Dewayne A. Dixon

Assistant Professor of Mathematics, School of Science, Hampton University 

Email: dewayne.dixon@hamptonu.edu 

Office Location: Science and Technology Building, Hampton, VA, Hampton Campus 

Academic Background 

Ph.D. in Mathematics – Machine Learning, Bioinformatics, Genetics 
Howard University, Washington, D.C.  

(August 2020 – July 2024) 

M.S. in Mathematics 
Virginia State University, Petersburg, VA  

(December 2018) 

B.S. in Mathematics 
Morehouse College, Atlanta, GA  

(May 2014) 

Research Interests 

Dr. Dixon’s work mainly involves developing Explainable AI with a primary focus on the use of graph neural networks for the analysis of complex and structural data. His work, therefore, using machine learning models, is poised to bridge the gaps between interpretability and high performance, envisaging the applications in other fields of social sciences, social network analysis, among other related STEM disciplines. Dr. Dixon is dedicated to making AI models more interpretable for both researchers and end-users; this would raise trust in AI applications, especially for ethical or highly socially impactful uses. 

Research Projects 

Doctoral Dissertation: Core Epigenetic Module Biomarkers among Various PTSD Subtypes 
Under the leadership of Principle Investigator Dr. Yeona Kang of Howard University and co-PI Dr. Ruoting Yang of Walter Reed Army Institute of Research, Dr. Dixon will apply the workflows to analyze DNA methylation data as part of a multifaceted approach that helps to identify the biological core modules associated with PTSD that can be used in developing biomarkers and personalized treatments. 

Teaching Experience 

Hampton University, Hampton, VA 
Assistant Professor of Mathematics, August 2024-Present 
Classes Taught: College Mathematics, Calculus, Intermediate Algebra, and Differential Equations 

Howard University, Washington, D.C. 
Math Teacher, August 2020 – May 2024 
Teaching Experience: Algebra, Calculus I & II, Topics in AI 
Course Development and delivery: Machine Learning, Deep Learning 
Emphasized the engagements of students and collaboration in both virtual and in-person settings. 
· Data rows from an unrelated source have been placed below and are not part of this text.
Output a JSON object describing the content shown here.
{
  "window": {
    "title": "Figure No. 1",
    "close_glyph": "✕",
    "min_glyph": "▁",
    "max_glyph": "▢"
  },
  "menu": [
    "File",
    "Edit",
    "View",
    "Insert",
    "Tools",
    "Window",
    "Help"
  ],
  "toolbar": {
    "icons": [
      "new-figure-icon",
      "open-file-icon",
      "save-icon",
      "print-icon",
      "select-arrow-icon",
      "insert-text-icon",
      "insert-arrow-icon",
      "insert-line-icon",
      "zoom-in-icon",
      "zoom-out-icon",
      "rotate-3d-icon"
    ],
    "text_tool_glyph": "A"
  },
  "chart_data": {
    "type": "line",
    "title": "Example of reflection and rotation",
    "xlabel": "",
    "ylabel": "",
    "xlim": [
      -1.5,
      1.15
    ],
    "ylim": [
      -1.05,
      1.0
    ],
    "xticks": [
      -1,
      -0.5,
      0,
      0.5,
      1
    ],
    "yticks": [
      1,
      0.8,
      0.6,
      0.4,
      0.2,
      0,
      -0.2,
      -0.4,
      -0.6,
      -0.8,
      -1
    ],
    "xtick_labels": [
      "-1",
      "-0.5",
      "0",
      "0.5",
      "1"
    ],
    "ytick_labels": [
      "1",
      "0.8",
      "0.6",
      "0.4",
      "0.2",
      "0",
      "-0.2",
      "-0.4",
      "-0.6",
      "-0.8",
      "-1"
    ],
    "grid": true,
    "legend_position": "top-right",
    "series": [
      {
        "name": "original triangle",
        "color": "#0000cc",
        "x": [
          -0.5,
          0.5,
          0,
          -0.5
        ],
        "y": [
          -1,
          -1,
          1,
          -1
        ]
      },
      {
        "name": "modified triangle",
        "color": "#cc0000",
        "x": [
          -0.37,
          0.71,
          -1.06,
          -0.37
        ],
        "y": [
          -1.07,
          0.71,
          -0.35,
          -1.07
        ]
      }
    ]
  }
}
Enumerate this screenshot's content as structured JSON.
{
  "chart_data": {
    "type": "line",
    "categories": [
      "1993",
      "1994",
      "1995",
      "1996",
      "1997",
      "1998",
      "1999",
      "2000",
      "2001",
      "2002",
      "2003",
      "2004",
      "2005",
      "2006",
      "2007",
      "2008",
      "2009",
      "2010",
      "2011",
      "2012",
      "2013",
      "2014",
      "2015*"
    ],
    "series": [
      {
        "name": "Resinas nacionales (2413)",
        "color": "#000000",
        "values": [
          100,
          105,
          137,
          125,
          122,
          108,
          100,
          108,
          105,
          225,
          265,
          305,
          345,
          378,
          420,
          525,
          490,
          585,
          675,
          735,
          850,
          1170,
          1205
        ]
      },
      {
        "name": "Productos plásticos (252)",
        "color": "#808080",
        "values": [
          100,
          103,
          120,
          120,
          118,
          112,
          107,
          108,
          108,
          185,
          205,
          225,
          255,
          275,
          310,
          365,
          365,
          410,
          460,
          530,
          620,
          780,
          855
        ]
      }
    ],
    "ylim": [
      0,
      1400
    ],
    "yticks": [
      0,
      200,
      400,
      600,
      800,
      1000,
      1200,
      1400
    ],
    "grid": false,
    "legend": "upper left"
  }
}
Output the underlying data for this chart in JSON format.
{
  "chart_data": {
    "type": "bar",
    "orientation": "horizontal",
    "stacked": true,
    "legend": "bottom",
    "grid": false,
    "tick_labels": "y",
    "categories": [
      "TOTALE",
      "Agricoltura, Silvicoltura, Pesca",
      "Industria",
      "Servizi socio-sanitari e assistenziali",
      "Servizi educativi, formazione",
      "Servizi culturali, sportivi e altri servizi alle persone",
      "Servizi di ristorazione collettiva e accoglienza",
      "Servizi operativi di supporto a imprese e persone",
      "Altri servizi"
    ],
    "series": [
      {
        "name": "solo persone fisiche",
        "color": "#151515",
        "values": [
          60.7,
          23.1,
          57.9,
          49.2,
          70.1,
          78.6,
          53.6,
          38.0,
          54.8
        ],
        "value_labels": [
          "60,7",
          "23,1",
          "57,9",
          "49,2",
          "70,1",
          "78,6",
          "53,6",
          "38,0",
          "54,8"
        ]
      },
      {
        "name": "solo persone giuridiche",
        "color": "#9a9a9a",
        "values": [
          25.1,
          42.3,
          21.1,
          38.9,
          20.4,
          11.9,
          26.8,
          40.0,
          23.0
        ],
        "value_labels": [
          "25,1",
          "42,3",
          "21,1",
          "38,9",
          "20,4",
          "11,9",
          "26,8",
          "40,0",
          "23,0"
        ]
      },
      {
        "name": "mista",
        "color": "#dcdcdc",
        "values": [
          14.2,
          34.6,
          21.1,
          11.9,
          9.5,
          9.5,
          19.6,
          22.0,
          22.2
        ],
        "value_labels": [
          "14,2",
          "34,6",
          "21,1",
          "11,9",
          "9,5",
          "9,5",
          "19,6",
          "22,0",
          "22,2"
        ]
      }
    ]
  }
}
Morehouse College, Atlanta, GA 
Mathematics Adjunct Faculty (August 2019 – June 2020) 
Taught College Algebra to diversified student populations 
Collaborated with faculty on improving student learning 

Professional Experience 

U.S. Department of Defense (DOD) 
Machine Learning Intern, Washington, D.C. (July 2020 – March 2023) 
Investigated in collaboration with the Walter Reed Army Institute of Research 
Developed laboratory research skills, focusing on machine learning applications 

Publications and Presentations 

Contributed Talks 
– Core epigenetic module biomarkers among various subtypes of PTSD 
  – Society for Mathematical Biology Annual Meeting, Columbus, OH (July 2023) 
  – Military Health System Research Symposium, Orlando, FL (August 2024) 

Service 

Founder, “Bridging Education and Mathematics,” Howard University 
President-GSU Howard University’s Society of Applied Mathematics (SIAM) student chapter 

Research Philosophy 

Dr. Dixon’s research philosophy puts novelty at the forefront of the intersection of explainable AI and graph neural networks. He is committed to enhancing the transparency and interpretability of AI models, with special regard to the manipulation of data with complex structures. He is developing models that give insight into their decision-making processes with the hope of contributing to this wider adoption across scientific disciplines, and in particular in the social sciences and other STEM fields, making sure that the AI solutions are ethical and socially responsible. 

Teaching Philosophy 

Dr. Dixon is passionate about crafting new learning methodologies that use AI in Math and Data Science education. He is committed to providing a modern curriculum that bridges traditional mathematical education with state-of-the-art AI and data science, preparing students for leading roles in technological and scientific fields.